Ertesi gün, okul çıkışı yine o durağa gittiğimde, kadını dün akşamki pozisyonunun aynısında buldum. Dikkatli bakınca ilgimi daha çok çekmişti doğrusu. Buruş buruş bir yüzü ve önleri grileşmiş, arkalarıysa simsiyah boyanmış saçları vardı. Ancak ilgimi en çok çeken şey, cart kırmızı leopar desenli kenarları siyah dantel işlemeli elbisesi, onun bir ton açığı deri, eskimiş bir ceket ve orta çağdan kalma gibi görünen siyah, dize kadar uzanan çizmelerdi. İnsan böyle bir kombinasyon gördüğünde diğer şeylere pek dikkat edemiyor.
Merak kediyi öldürürmüş. Ölmeden önce yaptığım son şeyin o kadının yanına oturmak olmasını pek istemezdim doğrusu. Yine de gittim ve oturdum. Bir yandan da saatimi kontrol ediyor ve gelen otobüsü kaçırmayayım diye yolu kolaçan ediyordum.
Sonradan farkettim ki kadında paranoyak olan bir şeyler vardı. Kendi kendine söylenmeyi bıraktığı anlarda sağa sola bakıp duruyordu. Yüzüne peynir çalarken yakalanmış bir tilkinin kurnaz ve endişeli ifadesi yerleşiyordu.
Bir an sanki ona baktığımı hissetmiş gibi aniden dönüp gözlerimin içine baktı. Sanırım şu anda da benim yüzüme repliğini unutmuş bir oyuncunun yüz kızarıklığı yerleşiyordu. Etme bulma dünyası neylersin.
Kadının kömür karası gözlerinde bir madencinin yılgınlığını buldum. Tuhaf, adını koyamadığım bir alev dans ediyordu o gözlerde. Bir saniye sonra gözlerini benden ayırdı. Tekrar öne eğilip bu sefer duyabildiğim bir sesle ve hiddetle konuştu.
“Pezevenk! Hala gelmedi. Ne zaman yüzüğü bulacak da gelecek. Pezevenk...”
Aynı cümleyi tekrar tekrar söylemeye başladı. Haliyle ben de irkilip bankta ondan biraz uzağa kaydım. Durağın önünden geçerken kadının söylediklerini ve benim tepkimi farketmiş, hareket amirliğinde çalışan tonton bir memur amca gülümseyip, yanına gelmemi işaret etti. Normalde iyi bir çocuğumdur, yabancılarla konuşmam. Ama bu kadar tonton bir memur amcadan bu kadar sevimli bir gülümseme gelince insan şeker falan mı verecek diye merak ediyor doğrusu. Üşenmedim, kalkıp yanına gittim. Kulama eğildi.
“ Korkma kızım, o buranın delisidir. Her gün süslenip püslenip gelir, müstakbel koca adayını bekler. Beklediği koca adayı da gelmediğinde sinirlenip, küfretmeye başlar. Sen korkma zararsızdır. Bu dünyadakilerle işi yok onun.”

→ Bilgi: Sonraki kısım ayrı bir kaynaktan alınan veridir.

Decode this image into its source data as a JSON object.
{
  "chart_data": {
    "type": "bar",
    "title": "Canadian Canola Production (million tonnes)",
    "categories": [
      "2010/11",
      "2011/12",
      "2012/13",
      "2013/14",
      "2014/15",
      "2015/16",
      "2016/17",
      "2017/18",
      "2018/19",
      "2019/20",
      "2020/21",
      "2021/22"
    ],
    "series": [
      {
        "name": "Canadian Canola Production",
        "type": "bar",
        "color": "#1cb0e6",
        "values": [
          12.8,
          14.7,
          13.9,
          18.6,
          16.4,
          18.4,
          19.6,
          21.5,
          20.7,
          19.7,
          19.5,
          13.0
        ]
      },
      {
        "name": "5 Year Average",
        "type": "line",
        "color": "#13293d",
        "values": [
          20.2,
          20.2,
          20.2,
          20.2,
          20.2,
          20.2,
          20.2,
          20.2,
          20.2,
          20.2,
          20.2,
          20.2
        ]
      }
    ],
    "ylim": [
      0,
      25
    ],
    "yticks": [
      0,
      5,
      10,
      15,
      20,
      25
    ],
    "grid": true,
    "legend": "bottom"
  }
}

Amcanın dev cüssesinden arta kalan manzarada beklediğim otobüsün geldiğini görünce tüm şirinliğimi takınıp, teşekkür edip, otobüsüme koştum. Her zamanki gibi de cam kenarına oturdum. Fakat bu sefer gözünü dikip bana bakan insanlardan o kadar rahatsız olmadım. Sonuçta dünyada aklı başında insanlar olduğu varsayımım yine yanlış çıkmıştı. Diğer tüm varsayımlarım gibi. Otobüs hareket edip de durakta hala gelmeyen kocasını bekleyen kadın gözden kaybolurken iç geçirdim. Gelsin hayat, bildiği gibi gelsin!